Training for the individual research program level could focus on identifying the specific elements of a particular research program that are likely to encounter resistance from Normal Science. Specific elements could include the underlying theory, instrumentation, research methods and interpretations of data among others. The training could concentrate on the arguments and data needed to attract researchers to the novel research program. After all, a novel research program becomes the dominant approach when a critical mass of researchers say it is, or so Kuhn says.

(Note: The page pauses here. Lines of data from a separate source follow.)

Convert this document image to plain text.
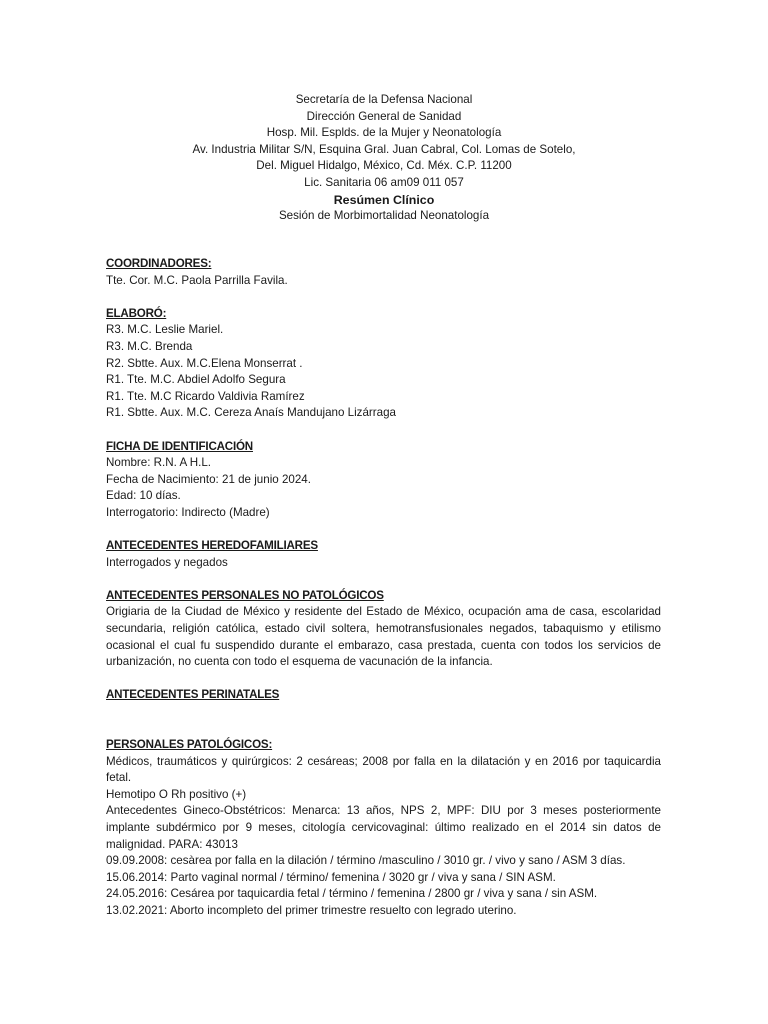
Secretaría de la Defensa Nacional
Dirección General de Sanidad
Hosp. Mil. Esplds. de la Mujer y Neonatología
Av. Industria Militar S/N, Esquina Gral. Juan Cabral, Col. Lomas de Sotelo,
Del. Miguel Hidalgo, México, Cd. Méx. C.P. 11200
Lic. Sanitaria 06 am09 011 057
Resúmen Clínico
Sesión de Morbimortalidad Neonatología
COORDINADORES:
Tte. Cor. M.C. Paola Parrilla Favila.
ELABORÓ:
R3. M.C. Leslie Mariel.
R3. M.C. Brenda
R2. Sbtte. Aux. M.C.Elena Monserrat .
R1. Tte. M.C. Abdiel Adolfo Segura
R1. Tte. M.C Ricardo Valdivia Ramírez
R1. Sbtte. Aux. M.C. Cereza Anaís Mandujano Lizárraga
FICHA DE IDENTIFICACIÓN
Nombre: R.N. A H.L.
Fecha de Nacimiento: 21 de junio 2024.
Edad: 10 días.
Interrogatorio: Indirecto (Madre)
ANTECEDENTES HEREDOFAMILIARES
Interrogados y negados
ANTECEDENTES PERSONALES NO PATOLÓGICOS
Origiaria de la Ciudad de México y residente del Estado de México, ocupación ama de casa, escolaridad secundaria, religión católica, estado civil soltera, hemotransfusionales negados, tabaquismo y etilismo ocasional el cual fu suspendido durante el embarazo, casa prestada, cuenta con todos los servicios de urbanización, no cuenta con todo el esquema de vacunación de la infancia.
ANTECEDENTES PERINATALES
PERSONALES PATOLÓGICOS:
Médicos, traumáticos y quirúrgicos: 2 cesáreas; 2008 por falla en la dilatación y en 2016 por taquicardia fetal.
Hemotipo O Rh positivo (+)
Antecedentes Gineco-Obstétricos: Menarca: 13 años, NPS 2, MPF: DIU por 3 meses posteriormente implante subdérmico por 9 meses, citología cervicovaginal: último realizado en el 2014 sin datos de malignidad. PARA: 43013
09.09.2008: cesàrea por falla en la dilación / término /masculino / 3010 gr. / vivo y sano / ASM 3 días.
15.06.2014: Parto vaginal normal / término/ femenina / 3020 gr / viva y sana / SIN ASM.
24.05.2016: Cesárea por taquicardia fetal / término / femenina / 2800 gr / viva y sana / sin ASM.
13.02.2021: Aborto incompleto del primer trimestre resuelto con legrado uterino.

Rare disease research is challenged enough, indeed vexed by a paucity of research methods that can help us discern the safety and effectiveness of proposed treatments. This is no secret, though, and the problem is getting increasing attention. But, to ensure that scientific breakthroughs in rare disease research have the best chance of clinical adoption, resistance to them coming from Normal Science must be taken into account. Thus, as researchers and advocates are trained on research methods for scientific breakthroughs, they should also be trained on how to break through Normal Science, lest they be tempted to risk their own health to make a case as Marshall did.

Declaration of interest

The author has no relevant affiliations or financial involvement with any organization or entity with a financial interest in or financial conflict with the subject matter or materials discussed in the manuscript. This includes employment, consultancies, honoraria, stock ownership or options, expert testimony, grants or patents received or pending, or royalties.

Acknowledgment

Alexis Leigh Teagarden, PhD provided important guidance in constructing the argument I make in this commentary.